Thursday, September 9, 2010

Why Relax?

I have heard "Relax. Calm down. Let go." more often than I can remember. And I dutifully engage my concept of relax to the level I'm capable. But why relax? What's the purpose of relax?

Last night, while standing at my kitchen sink washing vegetables, my mind somehow turned to this question and some answers "just occurred to me". (See Framing Your Zhan Zhuang Practice about asking questions.) Here's the ideas I was tossing around...

At one level, there is the physiological knowledge that too much stress and tension constricts blood flow, pinches nerves, and is generally not good while relaxing allows more free flow and in turn, better health.

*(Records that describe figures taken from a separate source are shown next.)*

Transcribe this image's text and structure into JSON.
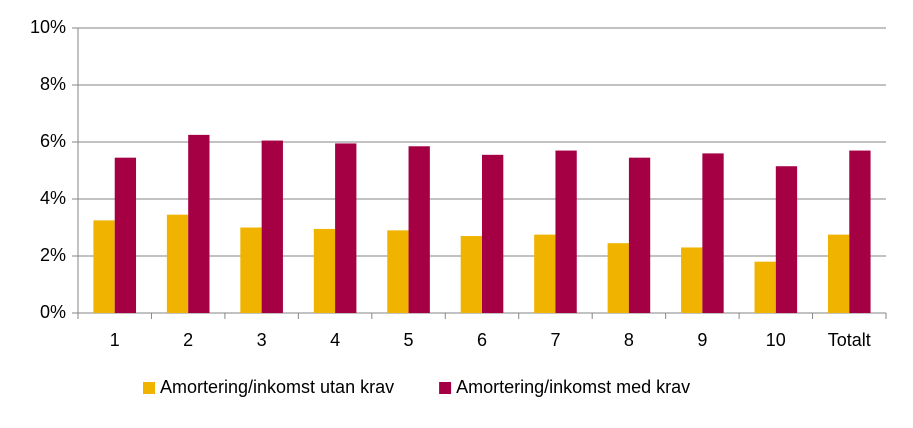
{
  "chart_data": {
    "type": "bar",
    "categories": [
      "1",
      "2",
      "3",
      "4",
      "5",
      "6",
      "7",
      "8",
      "9",
      "10",
      "Totalt"
    ],
    "series": [
      {
        "name": "Amortering/inkomst utan krav",
        "color": "#f0b400",
        "values": [
          3.25,
          3.45,
          3.0,
          2.95,
          2.9,
          2.7,
          2.75,
          2.45,
          2.3,
          1.8,
          2.75
        ]
      },
      {
        "name": "Amortering/inkomst med krav",
        "color": "#a50044",
        "values": [
          5.45,
          6.25,
          6.05,
          5.95,
          5.85,
          5.55,
          5.7,
          5.45,
          5.6,
          5.15,
          5.7
        ]
      }
    ],
    "ylim": [
      0,
      10
    ],
    "yticks": [
      {
        "value": 0,
        "label": "0%"
      },
      {
        "value": 2,
        "label": "2%"
      },
      {
        "value": 4,
        "label": "4%"
      },
      {
        "value": 6,
        "label": "6%"
      },
      {
        "value": 8,
        "label": "8%"
      },
      {
        "value": 10,
        "label": "10%"
      }
    ],
    "grid": true,
    "legend": "bottom"
  }
}
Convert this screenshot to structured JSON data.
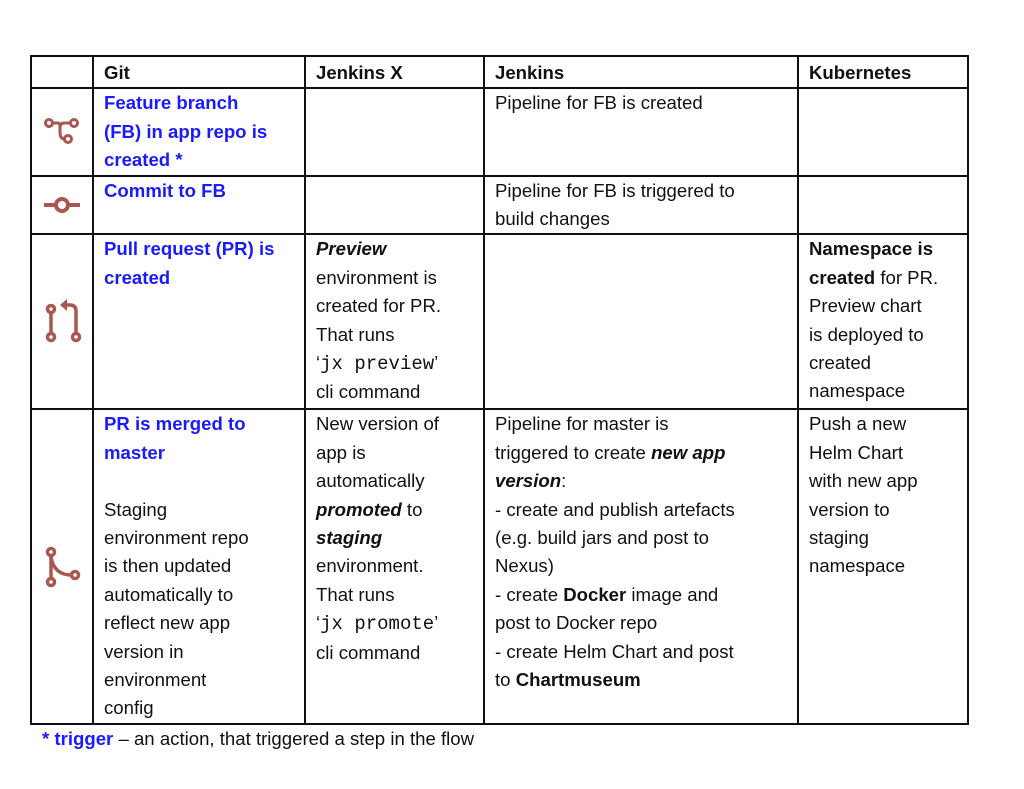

At an internal martial art level, one purpose of relax is to allow the weight to be more fully carried in the legs, creating a more stable structure. See Tai chi - Bottom Heavy, Top Light.

And then the insight I had was that as I go deeper into focusing internally on relaxing my musculature, what I'm actually doing is integrating more and more of my mind into my body which yields a different result than "just" relaxing. This led me to the idea that relax can be more than a result. Relax can also be a method.

Then I recalled, "The method is not the truth. Once you get the feeling, get rid of the method." So I wondered, if relax can be a method, and the method is not the truth, then what is the resultant feeling? Maybe relax is the finger pointing at the moon and not the moon itself.

At one level, relax remains a feeling to compare to tense or less relaxed. For example, "My lower back feels more relaxed now."

At another level, and what occurred to me is, the resultant feeling feels more... something. More mind-full? More integrated? More in-my-body feeling? I don't know what words to use to describe this kinesthetic feeling.

And then I thought about the apparent contradiction that relaxing leads to internal strength.

If I frame relax as a limp, mind-less, noodly feeling, then I don't see how this relax leads to internal strength.

But if I frame relax as a method which integrates mind and body and allows the possibility of developing body-mind-full-ness, then maybe there's no contradiction after all. Why relax? Because maybe relax (the method and the feeling) is a key to a door. But how this integration results in such sturdiness is still a mystery to me.

Does this make any sense? How would you describe your experience or practice with relax?